As the COVID-19 pandemic continues to advance, the Deseret News will provide breaking national and international coronavirus news throughout the day. Bookmark this page and click back for updates:
Pittsburgh sanitation workers strike for protective equipment
2:45 p.m.
Sanitation workers in Pittsburgh, Pennsylvania have gone on strike to demand personal protection equipment against the coronavirus and for hazard pay to aid in covering medical co-pays if they get sick, The Pittsburg Post-Gazette reported. They also requested more work boots and protective gloves.
Sanitation workers said they wouldn’t go back to work until their demands were met.
The workers protested outside the city’s Bureau of Environmental Services Wednesday morning, parking trucks to block the building’s parking lot. The rally lasted 90 minutes.
“We’re kind of taken for granted because they don’t have to call for us like they have to call for the fire and police. We just show up and do our job,” said sanitation employee Tom Foley.
Workers said they have been buying their own medical gloves to protective themselves from exposure when collecting trash. According to one worker, sanitation employees were not notified when an employee’s wife tested positive, allegedly, for the coronavirus.
Pennsylvania Gov.

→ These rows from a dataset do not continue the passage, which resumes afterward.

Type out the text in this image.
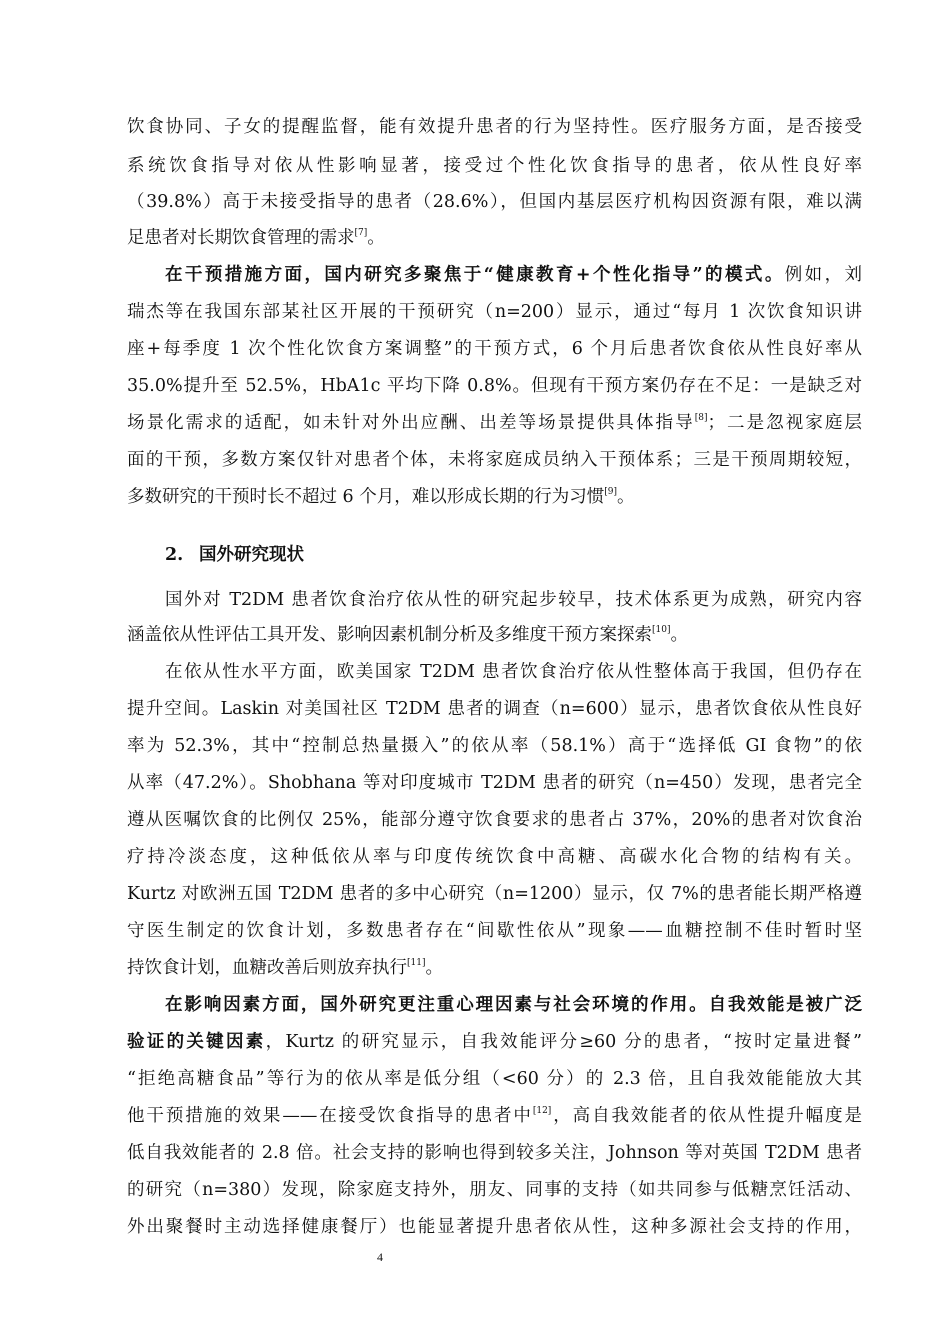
饮食协同、子女的提醒监督，能有效提升患者的行为坚持性。医疗服务方面，是否接受
系统饮食指导对依从性影响显著，接受过个性化饮食指导的患者，依从性良好率
（39.8%）高于未接受指导的患者（28.6%），但国内基层医疗机构因资源有限，难以满
足患者对长期饮食管理的需求[7]。
在干预措施方面，国内研究多聚焦于“健康教育+个性化指导”的模式。例如，刘
瑞杰等在我国东部某社区开展的干预研究（n=200）显示，通过“每月 1 次饮食知识讲
座+每季度 1 次个性化饮食方案调整”的干预方式，6 个月后患者饮食依从性良好率从
35.0%提升至 52.5%，HbA1c 平均下降 0.8%。但现有干预方案仍存在不足：一是缺乏对
场景化需求的适配，如未针对外出应酬、出差等场景提供具体指导[8]；二是忽视家庭层
面的干预，多数方案仅针对患者个体，未将家庭成员纳入干预体系；三是干预周期较短，
多数研究的干预时长不超过 6 个月，难以形成长期的行为习惯[9]。
2. 国外研究现状
国外对 T2DM 患者饮食治疗依从性的研究起步较早，技术体系更为成熟，研究内容
涵盖依从性评估工具开发、影响因素机制分析及多维度干预方案探索[10]。
在依从性水平方面，欧美国家 T2DM 患者饮食治疗依从性整体高于我国，但仍存在
提升空间。Laskin 对美国社区 T2DM 患者的调查（n=600）显示，患者饮食依从性良好
率为 52.3%，其中“控制总热量摄入”的依从率（58.1%）高于“选择低 GI 食物”的依
从率（47.2%）。Shobhana 等对印度城市 T2DM 患者的研究（n=450）发现，患者完全
遵从医嘱饮食的比例仅 25%，能部分遵守饮食要求的患者占 37%，20%的患者对饮食治
疗持冷淡态度，这种低依从率与印度传统饮食中高糖、高碳水化合物的结构有关。
Kurtz 对欧洲五国 T2DM 患者的多中心研究（n=1200）显示，仅 7%的患者能长期严格遵
守医生制定的饮食计划，多数患者存在“间歇性依从”现象——血糖控制不佳时暂时坚
持饮食计划，血糖改善后则放弃执行[11]。
在影响因素方面，国外研究更注重心理因素与社会环境的作用。自我效能是被广泛
验证的关键因素，Kurtz 的研究显示，自我效能评分≥60 分的患者，“按时定量进餐”
“拒绝高糖食品”等行为的依从率是低分组（<60 分）的 2.3 倍，且自我效能能放大其
他干预措施的效果——在接受饮食指导的患者中[12]，高自我效能者的依从性提升幅度是
低自我效能者的 2.8 倍。社会支持的影响也得到较多关注，Johnson 等对英国 T2DM 患者
的研究（n=380）发现，除家庭支持外，朋友、同事的支持（如共同参与低糖烹饪活动、
外出聚餐时主动选择健康餐厅）也能显著提升患者依从性，这种多源社会支持的作用，
4
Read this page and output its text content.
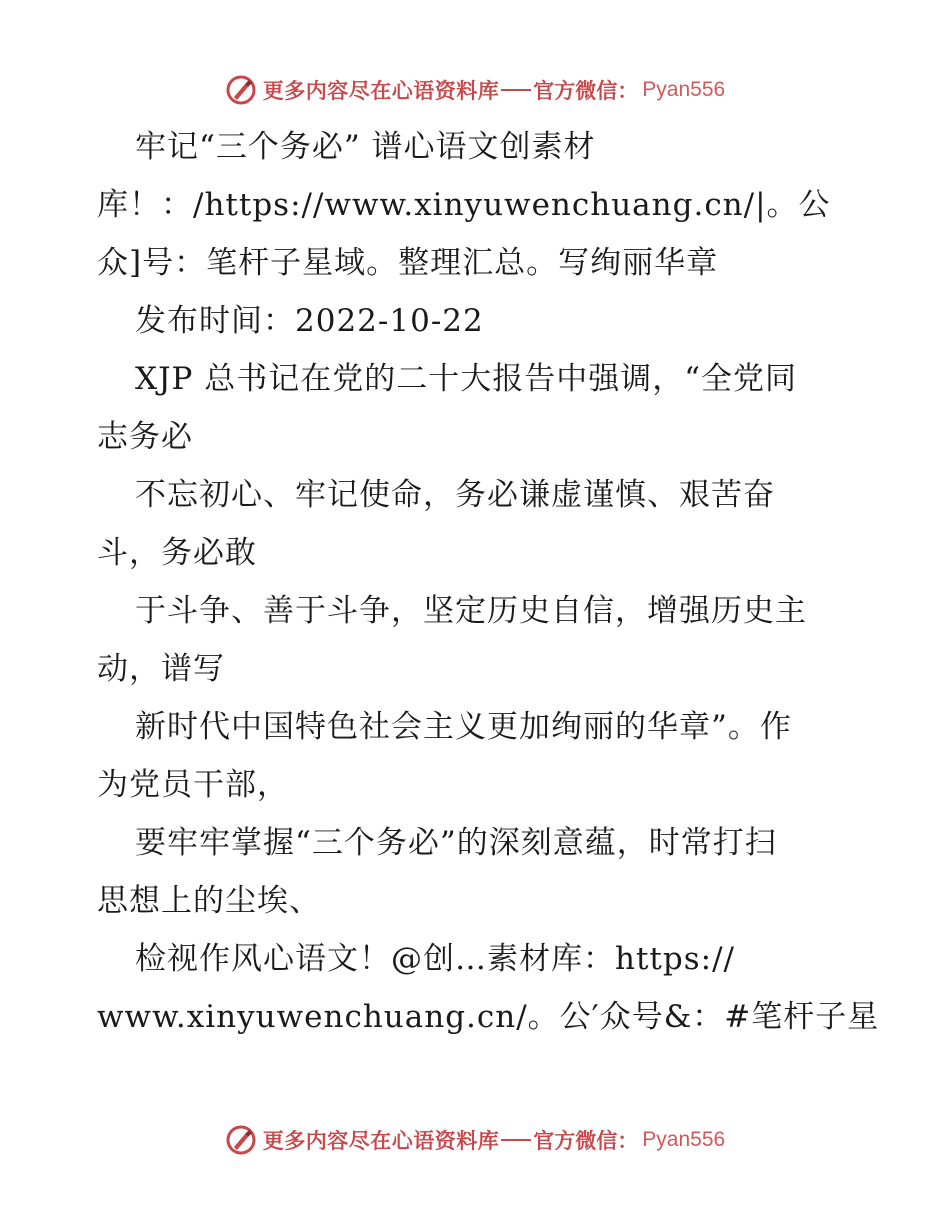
更多内容尽在心语资料库 官方微信： Pyan556
牢记“三个务必” 谱心语文创素材
库！：/https://www.xinyuwenchuang.cn/|。公
众]号：笔杆子星域。整理汇总。写绚丽华章
发布时间：2022-10-22
XJP 总书记在党的二十大报告中强调，“全党同
志务必
不忘初心、牢记使命，务必谦虚谨慎、艰苦奋
斗，务必敢
于斗争、善于斗争，坚定历史自信，增强历史主
动，谱写
新时代中国特色社会主义更加绚丽的华章”。作
为党员干部，
要牢牢掌握“三个务必”的深刻意蕴，时常打扫
思想上的尘埃、
检视作风心语文！@创…素材库：https://
www.xinyuwenchuang.cn/。公′众号&：#笔杆子星
更多内容尽在心语资料库 官方微信： Pyan556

Mike Peduto said only the state and county department of health could disclose coronavirus patient information because of the Health Insurance Portability and Accountability Act.
16 states tell Trump they need supplies
Noon
In a letter, attorneys general from 16 states called on the president to invoke the Defense Production Act to direct industries to create more necessary medical supplies to combat the coronavirus pandemic, The Hill reported.
The law passed during the Korean War could be used to require industries to build more ventilators and personal protection equipment for health care workers, the group of attorneys general from mostly Democratic states said.
“The federal government must act decisively now and use its sweeping authority to get as many needed supplies produced as soon as possible for distribution as quickly as possible,” the letter says. The letter was dated on Tuesday.
The president has said voluntary action from companies has been enough and he has not needed to scale-up the role of the federal government.
Coronavirus attacking health care workers in Europe
9:45 p.m.
Medical professionals in Europe are catching the coronavirus at alarming rates, reports The New York Times.
In Spain, 5,400 health care workers have tested positive for the virus — 13.5% of the nation’s 40,000 COVID-19 cases. At the heart of Italy’s outbreak, around 10-15% of Brescia province’s nurses and doctors have the coronavirus and cannot work. Nearly 500 French public hospital professionals in Paris — of around 100,000 employees — have the virus.
Upwards of 30 medical professionals have died in those countries.
Dr. Ángela Hernández Puente, the deputy secretary general of Italy’s doctors’ union said, “the virus was already among us when we were really only testing those who came from Wuhan and then from Italy.”
“Some of our doctors unfortunately worked without adequate protection and acted as vectors,” the doctor added.